Now, with the November schedule looming, Miami is back on center stage—undefeated and preparing for consecutive home games against Virginia Tech and Notre Dame that will tell us if these ‘Canes are for real as a national contender.
Miami has been mostly under the radar. The oddsmakers in Las Vegas aren’t really buying in. Miami’s 40-1 price to win the national championship ties them for 11th in the country—behind seven teams that have already lost a game and more on par with two-loss Auburn (50-1) that no one takes seriously as a title contender.
The skepticism is due to the fact the Hurricanes have mostly won ugly. The wins over Florida State, Syracuse, Georgia Tech and North Carolina have all been by eight points or less. Beating FSU looks considerably less impressive every week. The problem has been with the offense.
Miami’s offense ranks 42nd in the nation in points scored. Quarterback, Malik Rosier, has some big-play capability and stays away from mistakes, but his 57% completion percentage is a little inefficient in this day and age.

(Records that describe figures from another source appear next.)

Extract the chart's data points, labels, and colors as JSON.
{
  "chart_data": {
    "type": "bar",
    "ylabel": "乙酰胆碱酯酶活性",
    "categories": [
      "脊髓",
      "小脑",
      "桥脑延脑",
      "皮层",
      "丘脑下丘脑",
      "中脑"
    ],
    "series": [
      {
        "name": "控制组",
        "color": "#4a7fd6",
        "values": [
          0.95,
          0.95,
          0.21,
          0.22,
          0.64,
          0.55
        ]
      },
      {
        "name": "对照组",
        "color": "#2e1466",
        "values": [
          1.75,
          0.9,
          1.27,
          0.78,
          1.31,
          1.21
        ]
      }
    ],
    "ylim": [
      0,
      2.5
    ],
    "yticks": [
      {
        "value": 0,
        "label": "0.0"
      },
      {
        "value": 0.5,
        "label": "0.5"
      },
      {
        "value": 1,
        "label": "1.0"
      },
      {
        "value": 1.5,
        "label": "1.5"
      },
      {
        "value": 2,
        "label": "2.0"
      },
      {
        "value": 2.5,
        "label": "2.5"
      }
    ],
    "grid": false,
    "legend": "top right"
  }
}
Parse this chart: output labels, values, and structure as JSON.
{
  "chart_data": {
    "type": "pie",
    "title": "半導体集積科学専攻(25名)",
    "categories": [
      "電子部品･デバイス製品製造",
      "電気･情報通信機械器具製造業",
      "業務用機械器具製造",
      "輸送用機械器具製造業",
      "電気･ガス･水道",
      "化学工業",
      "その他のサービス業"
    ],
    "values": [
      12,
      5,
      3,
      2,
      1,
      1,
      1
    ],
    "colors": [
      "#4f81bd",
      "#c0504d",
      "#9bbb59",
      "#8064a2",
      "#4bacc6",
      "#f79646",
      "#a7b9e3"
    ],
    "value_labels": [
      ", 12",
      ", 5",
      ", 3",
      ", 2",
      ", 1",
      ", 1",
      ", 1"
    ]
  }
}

Rosier also banged up his shoulder last week in North Carolina and while he’s expected to play, no one is quite sure what to expect.
What the Hurricanes can do is play defense. This side of the ball ranks 20th in the country and the lineup is sprinkled with playmakers. Chad Thomas at defensive end is well-regarded by NFL scouts. Trent Harris on the other edge has taken advantage and been a playmaker. Demetrius Jackson anchors the interior of the line and can also make plays behind the line of scrimmage. Michael Pinckney is a playmaker at linebacker. Dee Delaney at corner will play on Sundays. And if you throw away from Delaney, the other corner, Michael Jackson, already has four interceptions.
That defense might be enough. Miami will have homefield in this two big games. Virginia Tech is good, but not great. I suspect the same is true of Notre Dame, although the Irish seem to be gaining steam each week.
Making the College Football Playoff still looks like a longshot—if Miami sweeps these two games, a home game at Virginia on November 18 is no gimme and neither is a Black Friday visit to Pitt. To say nothing of a possible ACC Championship Game date with Clemson.
But if the Hurricanes get as far as the ACC title game, they’ll be in a position to end their major bowl drought and at least get a ticket to the Orange Bowl. Most important, they’ll have ended their improbable 0-for-13 run in pursuing Coastal Division titles, a possibility no one remotely considered when they joined the ACC.